A quadrillion ton of diamonds found buried in the Earth's crust

19 July, 2018, 20:37 | Author: Kelly Sanders
  • Diamonds are less rare than you probably thought.   REUTERS  Phil Noble

There are more diamonds buried deep in the Earth's crust than we ever thought possible, new research has revealed, but accessing that sparkling hoard would take technology far beyond what we now have at our disposal.

The research has been recently published by the MIT researchers who were helped by scientists from the University of California at Santa Barbara, the Institut de Physique du Globe de Paris, the University of California at Berkeley, Ecole Polytechnique, the Carnegie Institution of Washington, Harvard University, the University of Science and Technology of China, the University of Bayreuth, the University of Melbourne, and University College London.

Dr Ulrich Faul, a research scientist at MIT, explained that one of diamond's many special properties is the speed at which sound waves travel through the material.

'The velocities that are measured are faster than what we think we can reproduce with reasonable assumptions about what is there, ' Mr Faul says.

After conducting a series of experiments in the lab where they sent sound waves through different rocks, the researchers found that only rock containing 1-2% diamond, among other components, could produce the velocities recorded in the cratons' roots. The scientists discovered seemingly unpredictable changes in the speed of the waves as they traveled along, and the only explanation that seems plausible is that the waves are speeding up when they hit large deposits of diamond.
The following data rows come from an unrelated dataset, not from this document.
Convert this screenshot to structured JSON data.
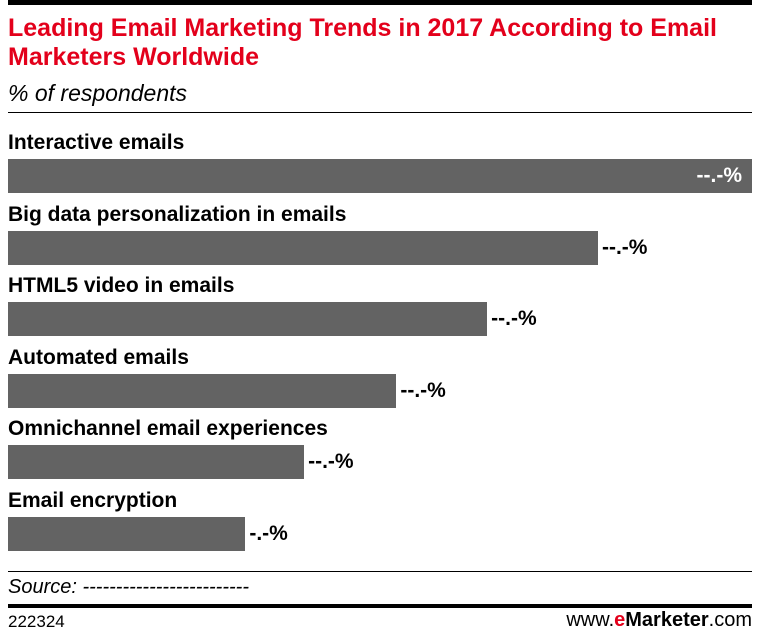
{
  "header": {
    "title": "Leading Email Marketing Trends in 2017 According to Email Marketers Worldwide",
    "subtitle": "% of respondents"
  },
  "chart_data": {
    "type": "bar",
    "orientation": "horizontal",
    "title": "Leading Email Marketing Trends in 2017 According to Email Marketers Worldwide",
    "subtitle": "% of respondents",
    "categories": [
      "Interactive emails",
      "Big data personalization in emails",
      "HTML5 video in emails",
      "Automated emails",
      "Omnichannel email experiences",
      "Email encryption"
    ],
    "values": [
      100,
      79.3,
      64.4,
      52.2,
      39.8,
      31.9
    ],
    "value_labels": [
      "--.-%",
      "--.-%",
      "--.-%",
      "--.-%",
      "--.-%",
      "-.-%"
    ],
    "xlim": [
      0,
      100
    ],
    "grid": false,
    "legend": "none",
    "bar_color": "#636363",
    "title_color": "#e3001b"
  },
  "footer": {
    "source": "Source: -------------------------",
    "chart_id": "222324",
    "brand_prefix": "www.",
    "brand_e": "e",
    "brand_name": "Marketer",
    "brand_suffix": ".com"
  }
}
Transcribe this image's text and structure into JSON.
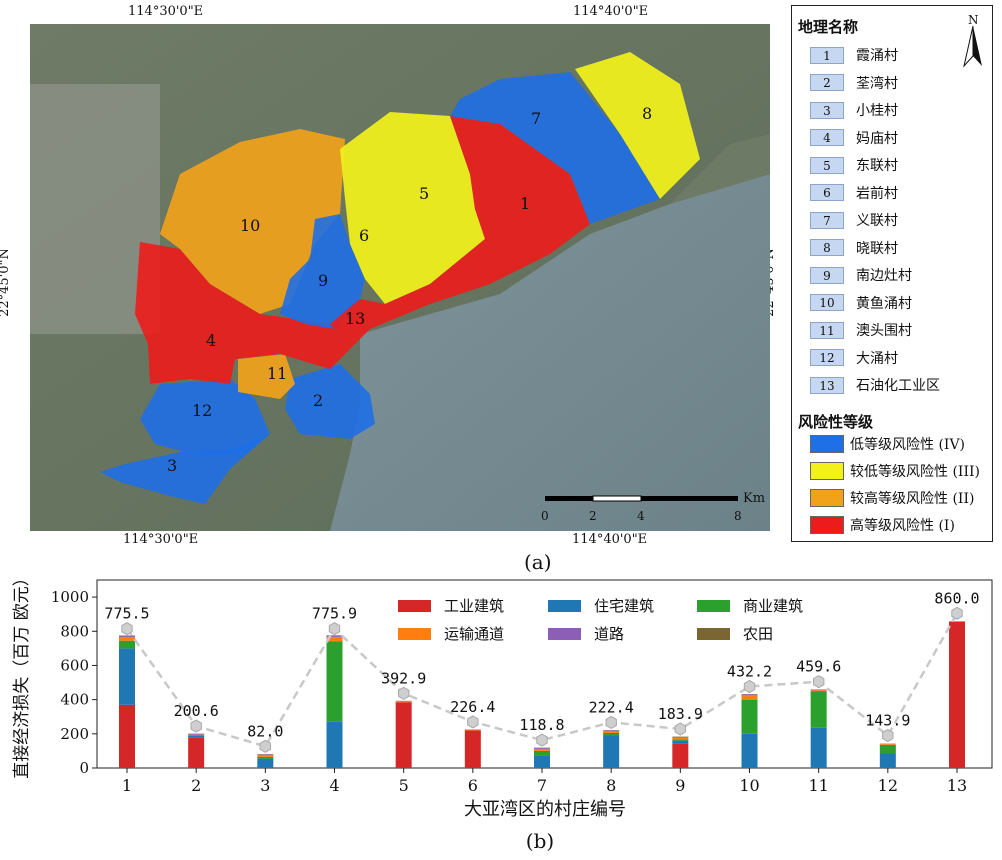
{
  "map": {
    "coord_top_left": "114°30'0\"E",
    "coord_top_right": "114°40'0\"E",
    "coord_bottom_left": "114°30'0\"E",
    "coord_bottom_right": "114°40'0\"E",
    "coord_left": "22°45'0\"N",
    "coord_right": "22°45'0\"N",
    "north_label": "N",
    "scale_unit": "Km",
    "scale_ticks": [
      "0",
      "2",
      "4",
      "8"
    ],
    "region_labels": [
      "1",
      "2",
      "3",
      "4",
      "5",
      "6",
      "7",
      "8",
      "9",
      "10",
      "11",
      "12",
      "13"
    ],
    "legend_title_places": "地理名称",
    "places": [
      {
        "num": "1",
        "name": "霞涌村"
      },
      {
        "num": "2",
        "name": "荃湾村"
      },
      {
        "num": "3",
        "name": "小桂村"
      },
      {
        "num": "4",
        "name": "妈庙村"
      },
      {
        "num": "5",
        "name": "东联村"
      },
      {
        "num": "6",
        "name": "岩前村"
      },
      {
        "num": "7",
        "name": "义联村"
      },
      {
        "num": "8",
        "name": "晓联村"
      },
      {
        "num": "9",
        "name": "南边灶村"
      },
      {
        "num": "10",
        "name": "黄鱼涌村"
      },
      {
        "num": "11",
        "name": "澳头围村"
      },
      {
        "num": "12",
        "name": "大涌村"
      },
      {
        "num": "13",
        "name": "石油化工业区"
      }
    ],
    "legend_title_risk": "风险性等级",
    "risk_levels": [
      {
        "label": "低等级风险性 (IV)",
        "color": "#1f6fe6"
      },
      {
        "label": "较低等级风险性 (III)",
        "color": "#f2f21a"
      },
      {
        "label": "较高等级风险性 (II)",
        "color": "#f0a21a"
      },
      {
        "label": "高等级风险性 (I)",
        "color": "#ec1c1c"
      }
    ],
    "panel_label": "(a)"
  },
  "chart_data": {
    "type": "bar",
    "stacked": true,
    "categories": [
      "1",
      "2",
      "3",
      "4",
      "5",
      "6",
      "7",
      "8",
      "9",
      "10",
      "11",
      "12",
      "13"
    ],
    "series": [
      {
        "name": "工业建筑",
        "color": "#d62728",
        "values": [
          370,
          180,
          0,
          0,
          385,
          220,
          0,
          0,
          145,
          0,
          0,
          0,
          855
        ]
      },
      {
        "name": "住宅建筑",
        "color": "#1f77b4",
        "values": [
          330,
          10,
          55,
          270,
          0,
          0,
          75,
          190,
          15,
          200,
          235,
          85,
          0
        ]
      },
      {
        "name": "商业建筑",
        "color": "#2ca02c",
        "values": [
          45,
          0,
          10,
          470,
          0,
          0,
          25,
          15,
          8,
          200,
          215,
          50,
          0
        ]
      },
      {
        "name": "运输通道",
        "color": "#ff7f0e",
        "values": [
          20,
          5,
          12,
          25,
          5,
          4,
          12,
          12,
          10,
          25,
          5,
          5,
          3
        ]
      },
      {
        "name": "道路",
        "color": "#8c5eb5",
        "values": [
          5,
          4,
          3,
          6,
          2,
          2,
          5,
          3,
          4,
          5,
          3,
          2,
          1
        ]
      },
      {
        "name": "农田",
        "color": "#7a6630",
        "values": [
          5,
          2,
          2,
          5,
          1,
          0,
          2,
          2,
          2,
          2,
          2,
          1,
          1
        ]
      }
    ],
    "totals": [
      775.5,
      200.6,
      82.0,
      775.9,
      392.9,
      226.4,
      118.8,
      222.4,
      183.9,
      432.2,
      459.6,
      143.9,
      860.0
    ],
    "total_labels": [
      "775.5",
      "200.6",
      "82.0",
      "775.9",
      "392.9",
      "226.4",
      "118.8",
      "222.4",
      "183.9",
      "432.2",
      "459.6",
      "143.9",
      "860.0"
    ],
    "trend_values": [
      815,
      245,
      127,
      815,
      437,
      270,
      163,
      267,
      228,
      477,
      505,
      190,
      905
    ],
    "xlabel": "大亚湾区的村庄编号",
    "ylabel": "直接经济损失（百万 欧元）",
    "ylim": [
      0,
      1100
    ],
    "yticks": [
      "0",
      "200",
      "400",
      "600",
      "800",
      "1000"
    ],
    "legend_position": "top-center",
    "panel_label": "(b)"
  }
}
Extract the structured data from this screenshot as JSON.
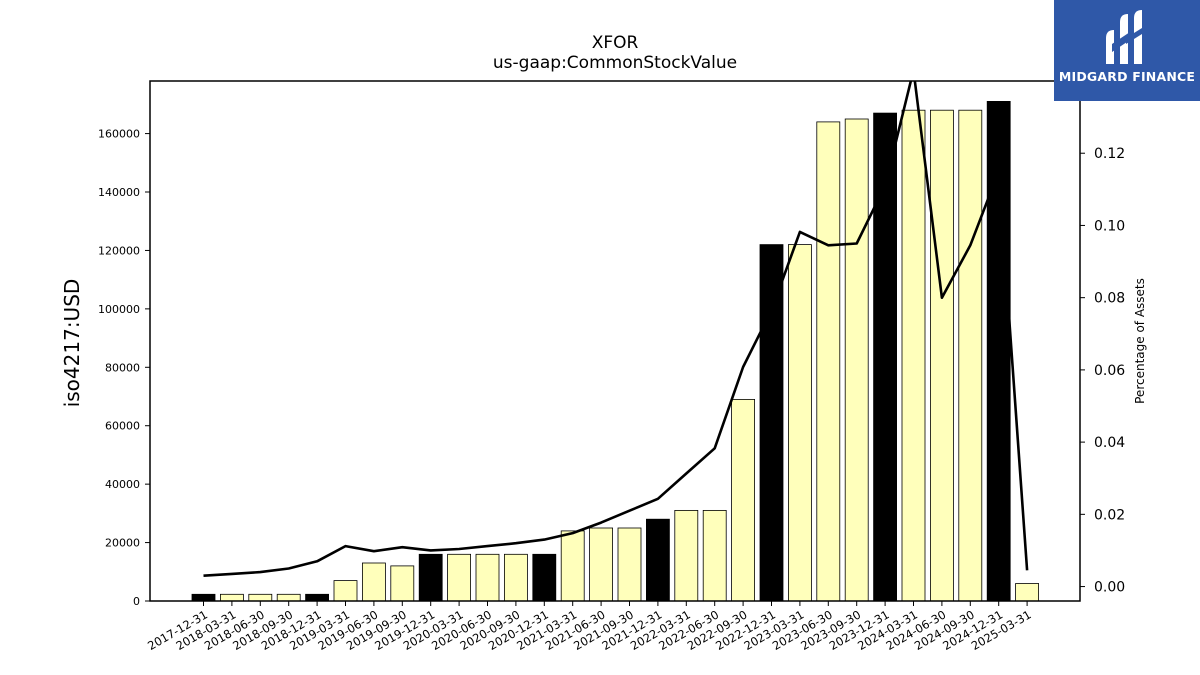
{
  "brand": {
    "name": "MIDGARD FINANCE",
    "bg_color": "#2f58a8"
  },
  "chart_data": {
    "type": "bar",
    "title": "XFOR",
    "subtitle": "us-gaap:CommonStockValue",
    "ylabel": "iso4217:USD",
    "y2label": "Percentage of Assets",
    "ylim": [
      0,
      178000
    ],
    "y2lim": [
      -0.004,
      0.14
    ],
    "yticks": [
      0,
      20000,
      40000,
      60000,
      80000,
      100000,
      120000,
      140000,
      160000
    ],
    "y2ticks": [
      "0.00",
      "0.02",
      "0.04",
      "0.06",
      "0.08",
      "0.10",
      "0.12"
    ],
    "categories": [
      "2017-12-31",
      "2018-03-31",
      "2018-06-30",
      "2018-09-30",
      "2018-12-31",
      "2019-03-31",
      "2019-06-30",
      "2019-09-30",
      "2019-12-31",
      "2020-03-31",
      "2020-06-30",
      "2020-09-30",
      "2020-12-31",
      "2021-03-31",
      "2021-06-30",
      "2021-09-30",
      "2021-12-31",
      "2022-03-31",
      "2022-06-30",
      "2022-09-30",
      "2022-12-31",
      "2023-03-31",
      "2023-06-30",
      "2023-09-30",
      "2023-12-31",
      "2024-03-31",
      "2024-06-30",
      "2024-09-30",
      "2024-12-31",
      "2025-03-31"
    ],
    "series": [
      {
        "values": [
          2300,
          2300,
          2300,
          2300,
          2300,
          7000,
          13000,
          12000,
          16000,
          16000,
          16000,
          16000,
          16000,
          24000,
          25000,
          25000,
          28000,
          31000,
          31000,
          69000,
          122000,
          122000,
          164000,
          165000,
          167000,
          168000,
          168000,
          168000,
          171000,
          6000
        ],
        "annual_flags": [
          1,
          0,
          0,
          0,
          1,
          0,
          0,
          0,
          1,
          0,
          0,
          0,
          1,
          0,
          0,
          0,
          1,
          0,
          0,
          0,
          1,
          0,
          0,
          0,
          1,
          0,
          0,
          0,
          1,
          0
        ],
        "annual_color": "#000000",
        "quarter_color": "#ffffbb"
      },
      {
        "axis": "right",
        "color": "#000000",
        "values": [
          0.003,
          0.0035,
          0.004,
          0.005,
          0.007,
          0.0112,
          0.0098,
          0.0109,
          0.01,
          0.0104,
          0.0112,
          0.012,
          0.013,
          0.0148,
          0.0177,
          0.021,
          0.0243,
          0.0313,
          0.0383,
          0.0608,
          0.0765,
          0.0982,
          0.0945,
          0.095,
          0.111,
          0.143,
          0.08,
          0.0945,
          0.115,
          0.0045
        ]
      }
    ],
    "grid": false,
    "legend": "none"
  }
}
'Then we have to say, "There is a problem". The amount is huge and it gets up to over one quadrillion tons of diamonds. In fact, the discovery suggests that we actually have 1,000 times more diamonds on earth than previously expected.


The sound wave goes at different speeds and it depends on the composition, density of rocks and the temperature of the minerals that they go through. Between 150 and 240 kilometres beneath the surface, deep enough to stretch into the Earth's upper mantle.

"Diamond in many ways is special".

Conducted by scientists from several universities in the USA, the U.K., France, Germany, China, and Australia, the research initially began by following a completely different phenomenon - the unusual propagation of sound waves through ancient cratonic roots. Cratons lie beneath most continental tectonic plates. The anomaly in the data was that sound waves sped up as they went through the roots of old cratons.

Diamonds are not as rare as previously thought when taking a look at the entire geological picture of the planet.

Garber said "Our understanding of deep Earth continues to improve because we do more measurements, use more and sometimes get samples".

"It's circumstantial evidence, but we've pieced it all together", Faul said.